03-09-2021 Philippe VOLVERT

Le vol inaugural d’Alpha a tourné court la nuit dernière avec une explosion survenue un peu plus de deux minutes après le décollage de la base de Vandenberg en Californie.

La fusée développée par Firefly Aerospace a pris son envol du pad de tir SLC-2W à 01 heure 59 TU. Dans un premier temps, tout semblait se dérouler comme prévu. Mais à T+1 minute 47 secondes, un contrôleur a annoncé une première anomalie. A cet instant, Alpha devait avoir atteint la vitesse supersonique depuis environ 40 secondes mais elle ne franchira ce cap qu’à T+2 minutes 18 secondes. Malgré son ascension plus lente que prévue, la fusée a continué à monter durant encore une poignée de secondes avant de basculer et d’exploser. L’ordre de destruction a été envoyé par le Space Launch Delta 30, une unité de l'United States Space Force, en charge de la surveillance des opérations à Vandenberg.

L’échec de la mission a conduit à la perte des satellites qui devaient être placés sur orbite par la fusée. Sous la coiffe se trouvaient plusieurs CubeSat à visées éducatives, artistiques et de recherche.
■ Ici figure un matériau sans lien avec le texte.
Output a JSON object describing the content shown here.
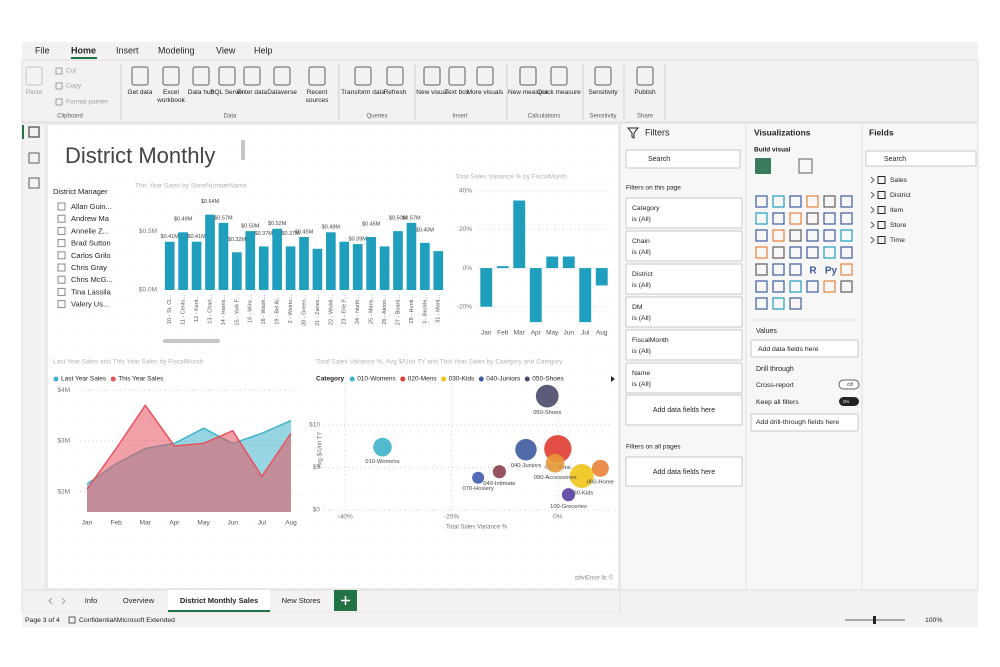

Firefly Aerospace offrait ce lancement gratuitement dans le cadre du programme DREAM (Dedicated Research and Education Accelerator Mission).

Dans les prochaines semaines, les paramètres du vol vont être analysés pour déterminer les causes exactes de l’accident. Des mesures correctives seront mises en place pour corriger le problème et reprendre les vols le plus rapidement possible.

Alpha, une nouvelle venue dans la classe des petits lanceurs

Alpha est une fusée développée par Firefly Aerospace, une start-up basée à Austin (Texas) pour répondre aux besoins du marché en plein essor des petits satellites.

La fusée est constituée de deux étages fabriqués majoritairement en matériau composite à base de fibre de carbone. Elle mesure environ 29,8 mètres de long pour une masse de 54,1 tonnes au décollage. Elle est conçue pour expédier une charge utile d’une tonne sur une orbite basse ou 630 kg sur une orbite héliosynchrone à 500 km d’altitude.

La société aérospatiale pourrait devenir un concurrent redoutable en proposant ses services à prix cassés. Un lancement avec la fusée Alpha sera facturé pour un montant de 15 millions $, à répartir entre le nombre de satellites embarqués.

Firefly Aerospace ambitionne d’effectuer un lancement toutes les deux semaines en moyenne depuis la base de Vandenberg et/ou de Cape Canaveral. La cadence soutenue permettra aux clients de choisir l’opportunité de lancement qui leur convient le mieux et vers l’orbite souhaitée.